Thomas is often labeled “doubting,” but perhaps he is simply honest. He refuses second-hand faith: “Unless I see… I will not believe” (John 20:25). And Jesus does something remarkable, He returns just for him. No rebuke, no disappointment. Only an invitation: “Put your finger here… Do not doubt but believe” (John 20:27). Divine Mercy is God’s refusal to give up on us. He meets us precisely where we struggle to believe.
We know this dynamic in ordinary life. In a family, when trust is broken, the deepest healing does not come from pretending nothing happened, but from a love willing to reopen the wound together to forgive, to rebuild, to begin again.
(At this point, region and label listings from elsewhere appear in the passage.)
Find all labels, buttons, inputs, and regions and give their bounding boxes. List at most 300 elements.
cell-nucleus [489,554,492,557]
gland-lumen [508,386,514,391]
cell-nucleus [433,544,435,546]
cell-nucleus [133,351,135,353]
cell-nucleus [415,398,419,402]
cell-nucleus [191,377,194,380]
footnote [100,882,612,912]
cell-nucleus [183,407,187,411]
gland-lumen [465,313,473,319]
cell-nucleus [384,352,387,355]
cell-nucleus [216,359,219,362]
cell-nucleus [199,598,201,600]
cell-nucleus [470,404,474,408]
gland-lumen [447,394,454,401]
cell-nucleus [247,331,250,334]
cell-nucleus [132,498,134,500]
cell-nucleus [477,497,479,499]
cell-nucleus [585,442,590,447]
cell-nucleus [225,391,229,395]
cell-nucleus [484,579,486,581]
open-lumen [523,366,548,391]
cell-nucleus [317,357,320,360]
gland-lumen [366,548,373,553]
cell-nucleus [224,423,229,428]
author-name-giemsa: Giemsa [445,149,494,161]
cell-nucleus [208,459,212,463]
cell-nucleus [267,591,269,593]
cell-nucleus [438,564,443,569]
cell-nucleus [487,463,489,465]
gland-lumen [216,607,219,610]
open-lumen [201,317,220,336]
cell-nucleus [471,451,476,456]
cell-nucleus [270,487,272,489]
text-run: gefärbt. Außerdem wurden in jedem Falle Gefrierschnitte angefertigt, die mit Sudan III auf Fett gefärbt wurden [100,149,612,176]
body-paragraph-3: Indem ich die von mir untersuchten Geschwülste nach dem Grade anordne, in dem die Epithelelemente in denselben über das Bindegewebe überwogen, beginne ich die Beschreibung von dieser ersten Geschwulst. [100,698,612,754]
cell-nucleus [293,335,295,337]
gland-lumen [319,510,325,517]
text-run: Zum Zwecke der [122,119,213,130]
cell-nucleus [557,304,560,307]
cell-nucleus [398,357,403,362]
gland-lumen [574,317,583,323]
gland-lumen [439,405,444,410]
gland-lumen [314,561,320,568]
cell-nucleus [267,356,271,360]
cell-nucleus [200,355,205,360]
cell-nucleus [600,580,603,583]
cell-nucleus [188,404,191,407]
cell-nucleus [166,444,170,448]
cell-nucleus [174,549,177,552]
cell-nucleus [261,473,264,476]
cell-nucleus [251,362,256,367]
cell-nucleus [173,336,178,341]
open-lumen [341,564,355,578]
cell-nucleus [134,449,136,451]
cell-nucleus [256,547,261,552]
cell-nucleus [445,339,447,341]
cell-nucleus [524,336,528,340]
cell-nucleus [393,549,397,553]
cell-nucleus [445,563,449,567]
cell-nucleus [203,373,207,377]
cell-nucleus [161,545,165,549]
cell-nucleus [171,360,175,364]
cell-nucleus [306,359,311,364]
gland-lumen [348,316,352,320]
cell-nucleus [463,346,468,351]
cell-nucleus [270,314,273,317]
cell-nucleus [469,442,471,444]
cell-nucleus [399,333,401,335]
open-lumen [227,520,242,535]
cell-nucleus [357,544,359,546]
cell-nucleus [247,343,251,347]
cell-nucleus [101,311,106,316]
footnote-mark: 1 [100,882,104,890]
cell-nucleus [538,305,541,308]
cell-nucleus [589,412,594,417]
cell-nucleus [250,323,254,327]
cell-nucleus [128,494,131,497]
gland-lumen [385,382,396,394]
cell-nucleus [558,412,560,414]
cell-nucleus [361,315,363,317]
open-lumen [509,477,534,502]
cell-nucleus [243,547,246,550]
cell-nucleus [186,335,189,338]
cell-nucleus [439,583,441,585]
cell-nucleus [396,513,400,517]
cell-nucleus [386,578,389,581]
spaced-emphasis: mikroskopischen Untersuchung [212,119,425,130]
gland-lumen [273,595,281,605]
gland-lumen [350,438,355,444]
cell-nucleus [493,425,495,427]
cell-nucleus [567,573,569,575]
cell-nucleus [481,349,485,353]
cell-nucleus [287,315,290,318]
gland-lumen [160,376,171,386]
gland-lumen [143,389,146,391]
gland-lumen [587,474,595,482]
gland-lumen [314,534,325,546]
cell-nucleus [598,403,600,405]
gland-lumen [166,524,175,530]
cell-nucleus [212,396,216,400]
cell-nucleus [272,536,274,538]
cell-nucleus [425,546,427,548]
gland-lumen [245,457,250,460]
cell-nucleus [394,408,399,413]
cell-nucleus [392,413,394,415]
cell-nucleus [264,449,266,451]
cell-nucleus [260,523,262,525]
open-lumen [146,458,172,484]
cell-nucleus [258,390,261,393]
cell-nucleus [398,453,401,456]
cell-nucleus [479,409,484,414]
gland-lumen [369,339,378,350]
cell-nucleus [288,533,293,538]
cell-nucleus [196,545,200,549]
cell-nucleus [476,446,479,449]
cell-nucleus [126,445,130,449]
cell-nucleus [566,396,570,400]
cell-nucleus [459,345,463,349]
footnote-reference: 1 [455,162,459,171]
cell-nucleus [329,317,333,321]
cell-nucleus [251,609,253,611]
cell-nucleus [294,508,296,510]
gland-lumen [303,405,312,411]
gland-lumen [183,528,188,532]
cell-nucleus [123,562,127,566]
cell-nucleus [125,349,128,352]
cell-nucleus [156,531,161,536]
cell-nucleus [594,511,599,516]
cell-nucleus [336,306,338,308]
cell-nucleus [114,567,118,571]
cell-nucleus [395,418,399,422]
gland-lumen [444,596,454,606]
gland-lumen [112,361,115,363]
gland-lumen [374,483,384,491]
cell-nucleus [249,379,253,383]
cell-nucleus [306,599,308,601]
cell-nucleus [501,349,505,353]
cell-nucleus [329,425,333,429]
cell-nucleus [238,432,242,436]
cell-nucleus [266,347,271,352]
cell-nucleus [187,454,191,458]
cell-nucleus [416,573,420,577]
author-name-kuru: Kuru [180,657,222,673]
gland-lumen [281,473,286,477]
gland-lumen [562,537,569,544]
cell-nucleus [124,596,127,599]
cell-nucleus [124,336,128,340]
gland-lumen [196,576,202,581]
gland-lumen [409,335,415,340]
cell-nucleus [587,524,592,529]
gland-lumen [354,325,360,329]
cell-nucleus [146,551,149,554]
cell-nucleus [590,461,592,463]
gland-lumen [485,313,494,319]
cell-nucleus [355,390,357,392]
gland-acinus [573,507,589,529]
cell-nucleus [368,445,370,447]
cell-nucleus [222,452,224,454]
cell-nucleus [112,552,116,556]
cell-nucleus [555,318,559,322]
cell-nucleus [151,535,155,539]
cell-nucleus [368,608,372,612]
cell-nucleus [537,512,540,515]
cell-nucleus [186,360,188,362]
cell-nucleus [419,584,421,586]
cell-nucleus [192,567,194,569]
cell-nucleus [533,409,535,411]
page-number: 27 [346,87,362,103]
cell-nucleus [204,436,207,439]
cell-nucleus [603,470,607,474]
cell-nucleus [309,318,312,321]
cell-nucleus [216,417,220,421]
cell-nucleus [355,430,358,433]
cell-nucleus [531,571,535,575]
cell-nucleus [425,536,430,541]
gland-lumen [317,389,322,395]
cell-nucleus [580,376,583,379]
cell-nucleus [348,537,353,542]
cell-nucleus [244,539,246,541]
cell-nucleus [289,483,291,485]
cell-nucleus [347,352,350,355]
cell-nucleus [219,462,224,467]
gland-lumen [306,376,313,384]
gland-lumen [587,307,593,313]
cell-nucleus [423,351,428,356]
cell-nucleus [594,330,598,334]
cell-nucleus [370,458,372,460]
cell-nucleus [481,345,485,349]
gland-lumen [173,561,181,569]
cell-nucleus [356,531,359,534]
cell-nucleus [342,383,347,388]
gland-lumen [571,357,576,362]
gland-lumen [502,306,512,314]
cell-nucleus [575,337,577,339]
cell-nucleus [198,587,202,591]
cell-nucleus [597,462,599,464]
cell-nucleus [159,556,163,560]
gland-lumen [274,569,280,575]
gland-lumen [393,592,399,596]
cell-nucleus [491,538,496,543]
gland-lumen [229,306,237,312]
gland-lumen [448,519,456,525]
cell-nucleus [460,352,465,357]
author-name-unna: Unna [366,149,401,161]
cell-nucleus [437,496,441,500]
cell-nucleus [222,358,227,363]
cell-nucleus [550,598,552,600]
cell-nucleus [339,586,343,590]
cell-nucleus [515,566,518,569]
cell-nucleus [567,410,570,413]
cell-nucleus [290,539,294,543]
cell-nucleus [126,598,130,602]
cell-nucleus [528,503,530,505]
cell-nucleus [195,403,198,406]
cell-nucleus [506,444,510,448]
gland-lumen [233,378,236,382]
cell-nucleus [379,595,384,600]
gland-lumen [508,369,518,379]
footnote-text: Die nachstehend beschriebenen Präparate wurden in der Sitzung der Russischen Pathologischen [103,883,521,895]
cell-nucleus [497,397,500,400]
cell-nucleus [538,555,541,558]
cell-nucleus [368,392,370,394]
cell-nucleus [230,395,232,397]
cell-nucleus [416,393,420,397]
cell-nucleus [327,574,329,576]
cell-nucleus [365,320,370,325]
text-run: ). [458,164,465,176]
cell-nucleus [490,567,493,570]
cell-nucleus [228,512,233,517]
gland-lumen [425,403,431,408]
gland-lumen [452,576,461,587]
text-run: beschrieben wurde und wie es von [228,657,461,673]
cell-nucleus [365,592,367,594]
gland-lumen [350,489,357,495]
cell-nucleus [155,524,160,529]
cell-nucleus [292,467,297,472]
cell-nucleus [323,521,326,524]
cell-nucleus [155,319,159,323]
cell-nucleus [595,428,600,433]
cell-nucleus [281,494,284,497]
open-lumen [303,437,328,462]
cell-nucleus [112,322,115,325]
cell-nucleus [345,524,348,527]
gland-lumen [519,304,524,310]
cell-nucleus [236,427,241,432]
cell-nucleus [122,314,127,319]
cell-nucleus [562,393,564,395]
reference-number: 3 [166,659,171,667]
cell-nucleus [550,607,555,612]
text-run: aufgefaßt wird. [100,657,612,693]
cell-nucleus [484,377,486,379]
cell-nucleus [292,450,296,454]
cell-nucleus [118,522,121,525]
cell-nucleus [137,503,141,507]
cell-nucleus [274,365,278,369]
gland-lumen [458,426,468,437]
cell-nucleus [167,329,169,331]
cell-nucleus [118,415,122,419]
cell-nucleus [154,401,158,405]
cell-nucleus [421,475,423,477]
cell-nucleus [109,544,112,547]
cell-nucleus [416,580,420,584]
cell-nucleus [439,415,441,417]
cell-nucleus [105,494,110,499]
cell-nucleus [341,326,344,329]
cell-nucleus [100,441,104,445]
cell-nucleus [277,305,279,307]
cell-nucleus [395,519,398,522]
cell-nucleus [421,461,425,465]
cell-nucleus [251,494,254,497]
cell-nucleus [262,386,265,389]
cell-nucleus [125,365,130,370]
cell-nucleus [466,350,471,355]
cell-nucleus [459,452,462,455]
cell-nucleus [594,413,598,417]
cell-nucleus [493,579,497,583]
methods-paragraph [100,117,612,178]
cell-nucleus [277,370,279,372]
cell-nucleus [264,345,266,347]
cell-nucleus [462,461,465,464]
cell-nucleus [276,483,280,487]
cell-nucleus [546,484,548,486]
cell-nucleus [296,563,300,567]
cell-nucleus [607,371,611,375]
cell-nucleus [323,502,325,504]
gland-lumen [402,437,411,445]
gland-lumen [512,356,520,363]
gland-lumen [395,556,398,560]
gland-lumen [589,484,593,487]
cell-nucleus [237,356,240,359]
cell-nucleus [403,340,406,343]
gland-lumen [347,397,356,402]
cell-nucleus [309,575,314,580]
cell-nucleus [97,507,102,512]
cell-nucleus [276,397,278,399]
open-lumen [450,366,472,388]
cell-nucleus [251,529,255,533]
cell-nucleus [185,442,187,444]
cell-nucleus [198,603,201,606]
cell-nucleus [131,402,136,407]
Mercy costs something, but it restores everything.
Then, Jesus breathes His own life into them: “Receive the Holy Spirit. Whose sins you forgive are forgiven” (John 20:22–23). Mercy is not meant to stop with us; it is meant to pass through us to others.
And this is where it becomes intensely Eucharistic. The same Jesus who stood among them now stands among us, His wounds glorified, His mercy alive. In every Eucharist, heaven does not remain distant; heaven becomes touchable. We do not place our fingers into His wounds as Thomas did, but we receive Jesus: Body, Blood, Soul, and Divinity.
At this altar, Mercy is not remembered; Mercy is given. So come as you are, not as you think you should be. Bring your doubts, your sins, your hunger. And hear again His first word to you: Peace be with you!